The proposed ETHB fund would operate as a standalone vehicle focused on delivering staking rewards to public-market investors, with BlackRock indicating it would charge both management and staking fees.
The filing updates a December proposal for ETHB, which would compete with similar staking products if approved. Critics have noted that staking introduces trade-offs, higher returns from the current 3 – 4% APR, vs. reduced liquidity during unstaking periods. Some have also raised questions about timing amid crypto downturns.
However, supporters of the move see it as TradFi’s bet on ETH’s long-term utility. It is BlackRock’s calculated step into staking rewards, contrasting with ETHA’s pure spot exposure by adding yield but introducing validator risks like slashing, which has been historically low at <0.1% annual rate.
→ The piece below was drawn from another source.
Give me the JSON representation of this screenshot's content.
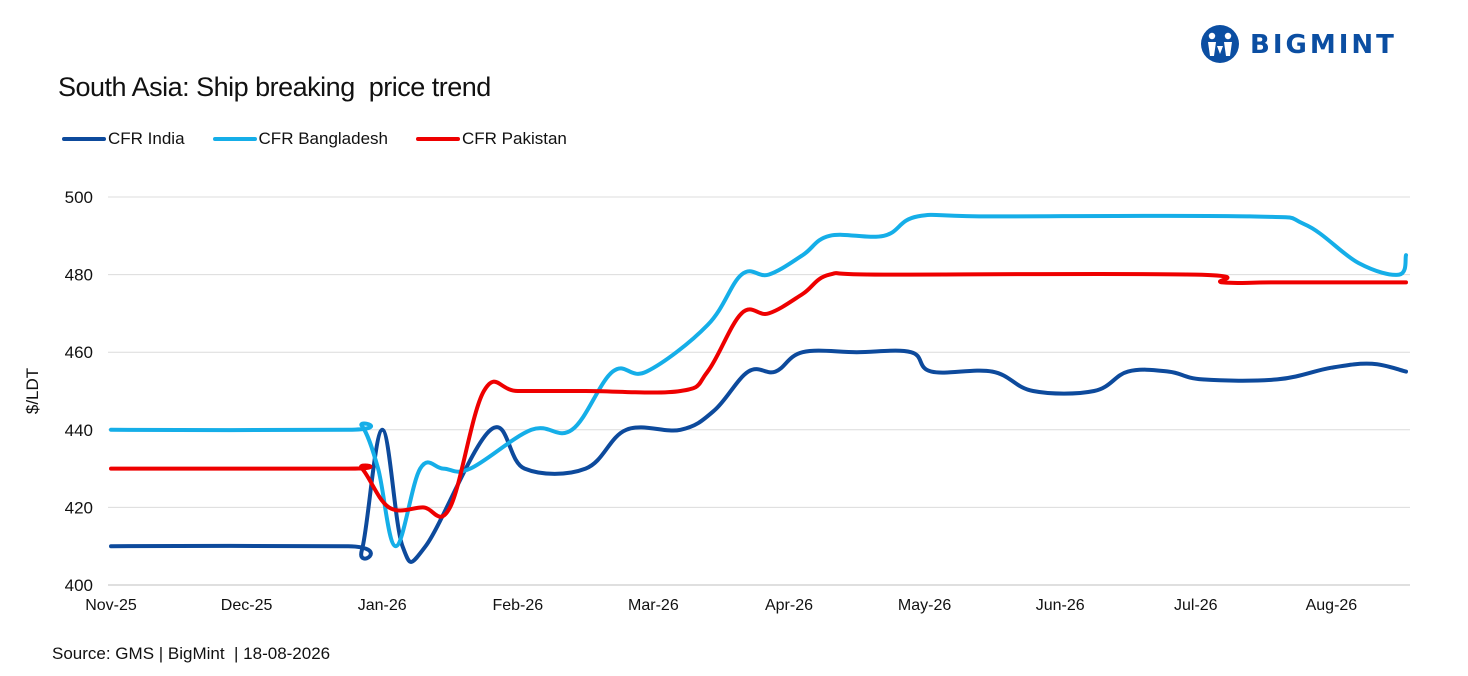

In the short term, this move could catalyze the ETF launch and ETH buying. For the long-term, it depicts institutional demand for productive crypto assets. Metrics show ETHA’s AUM drop from $11B to $6.5B amid volatility, revealing the trade-offs involved. Hence, staking boosts APY but ties up capital. If approved, ETHB could pull flows from non-yielding ETFs.